In Jewish tradition, Moses shattered the tablets on the 17th of Tammuz, after he came down from Sinai and found the people worshiping the Golden Calf. This tragedy was seen as prophetic, since it was on this same date that the walls of Jerusalem were breached by the invading armies of Nebuchadnezzar (see 2 Kings 25:2-7), an event which led to the destruction of the Temple and the exile of the people three weeks later, that is, on the ninth of Av. Today, the 17th of Tammuz is commemorated as a fast day (i.e., the "Fast of Tammuz") that marks the beginning of a three week period of mourning for the loss of the Temple in Jerusalem, called the "Three Weeks of Sorrow." This three week period is also called yemei bein ha-metzarim (יְמֵי בֵּין הַמְּצָרִים), "the days in the midst of distress," a phrase taken directly from the Book of Lamentations: "Judah has gone into exile, her pursuers have all overtaken her in the midst of her distresses" (בֵּין הַמְּצָרִים).
Spiritually, the three weeks are marked by a renewed called for teshuvah (repentance), and the weekly readings from the prophets all warn the people about imminent judgment from heaven. Because this is such a somber time for the Jewish people, it is customary not to schedule weddings or other joyous events during this time of year. Indeed, among the very Orthodox, the last nine days of the three weeks are the most rigorous and solemn.
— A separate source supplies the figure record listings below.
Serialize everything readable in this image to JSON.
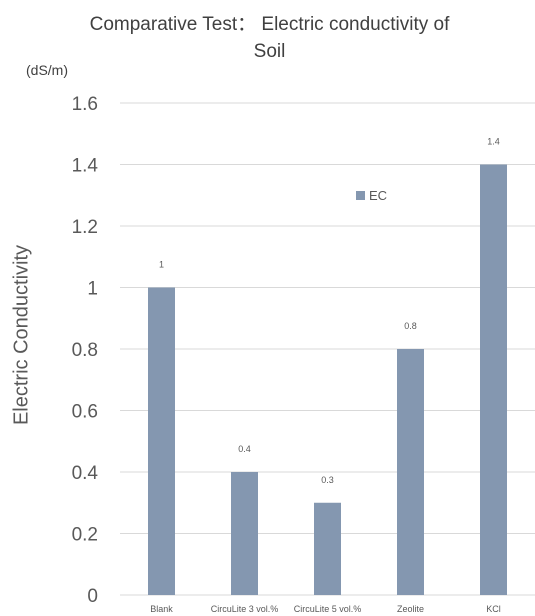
{
  "chart_data": {
    "type": "bar",
    "title": "Comparative Test： Electric conductivity of Soil",
    "title_lines": [
      "Comparative Test： Electric conductivity of",
      "Soil"
    ],
    "unit_label": "(dS/m)",
    "ylabel": "Electric Conductivity",
    "xlabel": "",
    "categories": [
      "Blank",
      "CircuLite 3 vol.%",
      "CircuLite 5 vol.%",
      "Zeolite",
      "KCl"
    ],
    "series": [
      {
        "name": "EC",
        "values": [
          1,
          0.4,
          0.3,
          0.8,
          1.4
        ],
        "labels": [
          "1",
          "0.4",
          "0.3",
          "0.8",
          "1.4"
        ],
        "color": "#8497B0"
      }
    ],
    "ylim": [
      0,
      1.6
    ],
    "yticks": [
      0,
      0.2,
      0.4,
      0.6,
      0.8,
      1,
      1.2,
      1.4,
      1.6
    ],
    "ytick_labels": [
      "0",
      "0.2",
      "0.4",
      "0.6",
      "0.8",
      "1",
      "1.2",
      "1.4",
      "1.6"
    ],
    "grid": true,
    "legend_position": "top-right",
    "gridline_color": "#D9D9D9"
  }
}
Beginning on the first day of the month of Av, traditional mourning customs are practiced in anticipation of the great fast day of Tishah B'Av, when the Book of Lamentations (Megillat Eichah) is plaintively recited during the evening service.
The Three Weeks of Sorrow (culminating in Tishah B'Av) undoubtedly marks the saddest and most solemn time of Jewish year, with great emphasis placed on the need for repentance and heartfelt cries for the salvation of the Jewish people. It is a time for us to remember Israel all the more in our prayers and ask for God's revelation of the Messiah.